Various kinds of roses were grown in the landscapes of Pompeii. In addition to their exquisite beauty and scent, the flowers have various uses. In the area, two species of roses were grown along with several varieties. The two species were the apothecary rose or French rose and the cabbage rose.

The apothecary rose was useful indeed. The rose petals were preserved in syrup or crystallized. The dried petals were added to various drinks, including teas, as well as to honey and baked goods.

The cabbage rose is widely used as a cut flower. It petals were preserved in syrup. The buds were made into jams and pickles. The petals were added to honey, wine, teas, and vinegar.
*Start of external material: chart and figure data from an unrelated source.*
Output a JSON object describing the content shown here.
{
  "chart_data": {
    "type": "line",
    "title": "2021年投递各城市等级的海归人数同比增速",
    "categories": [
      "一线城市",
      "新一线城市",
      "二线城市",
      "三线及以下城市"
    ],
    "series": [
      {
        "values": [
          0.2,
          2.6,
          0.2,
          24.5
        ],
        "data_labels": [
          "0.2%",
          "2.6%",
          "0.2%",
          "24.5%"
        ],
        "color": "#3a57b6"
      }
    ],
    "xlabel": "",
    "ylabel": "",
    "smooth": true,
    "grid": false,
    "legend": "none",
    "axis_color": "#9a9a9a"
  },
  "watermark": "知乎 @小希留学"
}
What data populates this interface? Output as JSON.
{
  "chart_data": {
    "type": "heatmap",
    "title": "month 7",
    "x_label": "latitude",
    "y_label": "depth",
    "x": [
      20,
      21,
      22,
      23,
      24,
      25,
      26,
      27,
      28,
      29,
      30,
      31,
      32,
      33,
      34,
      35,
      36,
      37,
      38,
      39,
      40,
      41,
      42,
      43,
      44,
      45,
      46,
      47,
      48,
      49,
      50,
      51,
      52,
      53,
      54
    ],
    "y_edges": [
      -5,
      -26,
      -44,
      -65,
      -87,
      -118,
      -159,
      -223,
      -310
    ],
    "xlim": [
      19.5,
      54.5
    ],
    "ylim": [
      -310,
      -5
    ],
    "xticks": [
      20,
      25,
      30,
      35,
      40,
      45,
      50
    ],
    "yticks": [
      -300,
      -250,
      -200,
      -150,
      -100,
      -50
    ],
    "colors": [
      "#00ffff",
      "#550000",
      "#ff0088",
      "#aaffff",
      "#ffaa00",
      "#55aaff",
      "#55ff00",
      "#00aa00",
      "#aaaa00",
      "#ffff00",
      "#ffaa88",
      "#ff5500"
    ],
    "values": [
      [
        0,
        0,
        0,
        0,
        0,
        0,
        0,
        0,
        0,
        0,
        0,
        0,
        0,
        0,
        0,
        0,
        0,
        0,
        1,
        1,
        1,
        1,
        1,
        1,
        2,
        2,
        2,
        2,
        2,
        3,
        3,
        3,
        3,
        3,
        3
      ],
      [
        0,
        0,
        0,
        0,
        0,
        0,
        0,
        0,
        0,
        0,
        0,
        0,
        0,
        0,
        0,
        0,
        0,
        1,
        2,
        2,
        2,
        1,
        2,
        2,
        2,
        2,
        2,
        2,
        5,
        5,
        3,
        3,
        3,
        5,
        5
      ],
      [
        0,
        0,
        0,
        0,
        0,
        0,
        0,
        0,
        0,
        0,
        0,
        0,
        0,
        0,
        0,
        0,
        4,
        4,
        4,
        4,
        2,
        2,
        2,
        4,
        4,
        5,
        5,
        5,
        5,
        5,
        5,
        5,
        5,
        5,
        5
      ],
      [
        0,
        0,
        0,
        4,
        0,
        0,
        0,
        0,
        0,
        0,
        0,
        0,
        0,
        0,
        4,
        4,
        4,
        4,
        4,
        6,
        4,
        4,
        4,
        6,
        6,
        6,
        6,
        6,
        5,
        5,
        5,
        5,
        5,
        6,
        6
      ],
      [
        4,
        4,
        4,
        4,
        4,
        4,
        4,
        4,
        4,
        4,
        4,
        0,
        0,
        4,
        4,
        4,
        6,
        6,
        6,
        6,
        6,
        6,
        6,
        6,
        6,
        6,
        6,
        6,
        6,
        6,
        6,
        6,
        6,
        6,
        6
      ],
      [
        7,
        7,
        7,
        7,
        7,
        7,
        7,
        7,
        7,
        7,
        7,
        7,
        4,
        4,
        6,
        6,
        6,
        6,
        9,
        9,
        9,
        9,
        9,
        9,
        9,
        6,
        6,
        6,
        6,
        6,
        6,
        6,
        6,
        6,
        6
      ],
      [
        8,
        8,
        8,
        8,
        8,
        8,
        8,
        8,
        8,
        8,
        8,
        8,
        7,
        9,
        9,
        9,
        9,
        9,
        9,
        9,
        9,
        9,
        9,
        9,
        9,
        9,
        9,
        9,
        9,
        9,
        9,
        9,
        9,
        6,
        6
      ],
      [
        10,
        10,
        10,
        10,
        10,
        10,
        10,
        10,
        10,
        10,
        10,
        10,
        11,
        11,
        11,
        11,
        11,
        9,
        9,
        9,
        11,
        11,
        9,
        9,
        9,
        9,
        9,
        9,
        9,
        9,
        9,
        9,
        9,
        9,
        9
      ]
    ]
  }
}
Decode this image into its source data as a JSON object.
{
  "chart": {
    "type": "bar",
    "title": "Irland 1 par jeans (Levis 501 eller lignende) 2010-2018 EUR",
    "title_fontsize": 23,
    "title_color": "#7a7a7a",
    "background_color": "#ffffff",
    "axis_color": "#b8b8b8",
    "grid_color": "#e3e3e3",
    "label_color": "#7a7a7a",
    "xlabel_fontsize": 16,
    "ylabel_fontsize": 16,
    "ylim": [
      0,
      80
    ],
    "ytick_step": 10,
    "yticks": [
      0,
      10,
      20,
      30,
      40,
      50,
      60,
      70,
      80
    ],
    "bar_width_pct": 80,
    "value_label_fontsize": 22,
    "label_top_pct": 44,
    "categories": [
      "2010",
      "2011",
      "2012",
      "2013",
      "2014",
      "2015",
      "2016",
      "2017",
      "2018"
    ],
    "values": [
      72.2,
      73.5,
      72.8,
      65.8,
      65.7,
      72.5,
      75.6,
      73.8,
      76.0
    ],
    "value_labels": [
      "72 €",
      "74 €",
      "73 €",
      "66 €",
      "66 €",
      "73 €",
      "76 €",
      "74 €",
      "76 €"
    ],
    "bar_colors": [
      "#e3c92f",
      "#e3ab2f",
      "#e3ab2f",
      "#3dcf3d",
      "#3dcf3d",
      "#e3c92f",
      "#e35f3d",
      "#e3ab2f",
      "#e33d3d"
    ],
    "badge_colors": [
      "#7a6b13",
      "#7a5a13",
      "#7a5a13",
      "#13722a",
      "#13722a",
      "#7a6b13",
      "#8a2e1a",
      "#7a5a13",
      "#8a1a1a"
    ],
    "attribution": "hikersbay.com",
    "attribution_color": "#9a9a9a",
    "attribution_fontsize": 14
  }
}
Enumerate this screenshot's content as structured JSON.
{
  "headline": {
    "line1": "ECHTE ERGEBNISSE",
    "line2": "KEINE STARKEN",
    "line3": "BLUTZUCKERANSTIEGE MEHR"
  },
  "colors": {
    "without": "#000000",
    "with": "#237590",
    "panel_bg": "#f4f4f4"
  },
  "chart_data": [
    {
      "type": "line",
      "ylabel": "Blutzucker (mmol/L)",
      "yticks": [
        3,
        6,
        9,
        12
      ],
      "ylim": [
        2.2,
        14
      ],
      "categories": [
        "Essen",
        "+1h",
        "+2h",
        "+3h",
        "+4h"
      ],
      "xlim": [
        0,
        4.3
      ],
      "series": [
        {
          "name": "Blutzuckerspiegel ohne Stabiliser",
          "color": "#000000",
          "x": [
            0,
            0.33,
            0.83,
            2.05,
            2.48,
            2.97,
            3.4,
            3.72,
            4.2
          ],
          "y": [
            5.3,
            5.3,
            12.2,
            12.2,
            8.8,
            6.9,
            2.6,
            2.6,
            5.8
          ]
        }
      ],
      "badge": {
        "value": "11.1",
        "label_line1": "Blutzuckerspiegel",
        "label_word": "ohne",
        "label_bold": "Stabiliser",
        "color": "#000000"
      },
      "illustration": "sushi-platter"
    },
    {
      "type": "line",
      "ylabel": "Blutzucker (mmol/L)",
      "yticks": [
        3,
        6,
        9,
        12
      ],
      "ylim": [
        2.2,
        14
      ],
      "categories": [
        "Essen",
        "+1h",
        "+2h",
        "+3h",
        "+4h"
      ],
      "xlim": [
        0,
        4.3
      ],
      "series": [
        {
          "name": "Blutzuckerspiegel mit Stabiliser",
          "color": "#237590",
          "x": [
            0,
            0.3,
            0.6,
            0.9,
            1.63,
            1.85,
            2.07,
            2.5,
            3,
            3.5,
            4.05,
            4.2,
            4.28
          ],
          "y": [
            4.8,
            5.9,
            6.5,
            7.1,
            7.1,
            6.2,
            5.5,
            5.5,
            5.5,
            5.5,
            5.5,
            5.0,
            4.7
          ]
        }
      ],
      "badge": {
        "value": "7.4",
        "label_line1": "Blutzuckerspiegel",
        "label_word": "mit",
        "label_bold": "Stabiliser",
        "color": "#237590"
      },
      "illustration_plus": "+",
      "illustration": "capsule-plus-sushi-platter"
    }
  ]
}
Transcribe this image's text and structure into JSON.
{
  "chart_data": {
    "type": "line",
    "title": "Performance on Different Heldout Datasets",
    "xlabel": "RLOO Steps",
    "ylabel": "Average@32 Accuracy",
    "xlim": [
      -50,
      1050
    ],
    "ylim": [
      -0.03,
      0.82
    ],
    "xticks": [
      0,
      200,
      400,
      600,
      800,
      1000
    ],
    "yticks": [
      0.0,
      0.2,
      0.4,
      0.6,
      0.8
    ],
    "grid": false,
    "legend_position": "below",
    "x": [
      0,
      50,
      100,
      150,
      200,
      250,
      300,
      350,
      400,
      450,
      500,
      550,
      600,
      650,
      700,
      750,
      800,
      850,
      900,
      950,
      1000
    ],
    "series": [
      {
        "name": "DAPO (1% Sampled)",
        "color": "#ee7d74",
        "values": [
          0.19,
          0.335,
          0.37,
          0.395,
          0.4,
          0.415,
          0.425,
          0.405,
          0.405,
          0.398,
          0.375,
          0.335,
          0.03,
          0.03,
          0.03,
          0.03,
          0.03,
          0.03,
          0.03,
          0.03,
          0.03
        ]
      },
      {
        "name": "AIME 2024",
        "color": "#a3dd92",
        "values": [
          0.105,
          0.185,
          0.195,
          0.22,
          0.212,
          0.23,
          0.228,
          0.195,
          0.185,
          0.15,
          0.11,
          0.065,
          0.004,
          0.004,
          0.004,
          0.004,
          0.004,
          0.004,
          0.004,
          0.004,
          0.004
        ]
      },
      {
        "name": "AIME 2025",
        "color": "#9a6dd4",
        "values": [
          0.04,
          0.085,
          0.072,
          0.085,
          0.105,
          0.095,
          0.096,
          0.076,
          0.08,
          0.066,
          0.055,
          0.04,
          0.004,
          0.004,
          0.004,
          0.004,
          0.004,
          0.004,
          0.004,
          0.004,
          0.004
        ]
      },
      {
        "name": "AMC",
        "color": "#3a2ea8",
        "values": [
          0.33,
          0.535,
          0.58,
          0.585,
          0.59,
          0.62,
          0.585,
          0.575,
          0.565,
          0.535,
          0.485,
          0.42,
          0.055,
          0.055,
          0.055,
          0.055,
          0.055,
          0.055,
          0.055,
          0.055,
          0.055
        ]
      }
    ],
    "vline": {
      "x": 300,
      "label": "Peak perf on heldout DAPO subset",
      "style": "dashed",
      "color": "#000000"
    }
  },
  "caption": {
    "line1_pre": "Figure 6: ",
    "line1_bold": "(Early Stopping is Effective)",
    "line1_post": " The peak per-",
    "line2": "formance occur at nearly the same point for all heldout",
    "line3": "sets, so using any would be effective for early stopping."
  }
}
The orchards and landscapes in Pompeii featured various kinds of fruit trees. These included apples, peaches, sour cherries, and eight varieties of pears. In addition, a number of almond varieties were cultivated as well.

Regarding figs, these must have been a great favorite for there were five varieties being grown in the area.

The strawberry tree is a gorgeous and useful tree. This shrub or small tree yields edible fruits. These show up in preserves, and are made into wine and other alcoholic drinks.

Bark of the strawberry tree has been used for medicinal purposes. The fruits, bark, and berries are used in tanning.

One of the most common trees in Pompeii happened to be the olive for olive oil was a major crop. The olives also served as food. The pomace yields a second type of oil used for various purposes, and also provides a gum as well.

The carob or St. John’s bread tree yields edible fruits. These were also made into alcohol and fed to cattle and horses. The seeds were roasted and made into drinks. In addition, the fruits have various medicinal uses and are the source of a molasses.

Wood from the carob tree has various uses. This also provides a gum.

Grapes were a major crop in the town of Pompeii. This along with olive were two of the main food plants being grown at the time.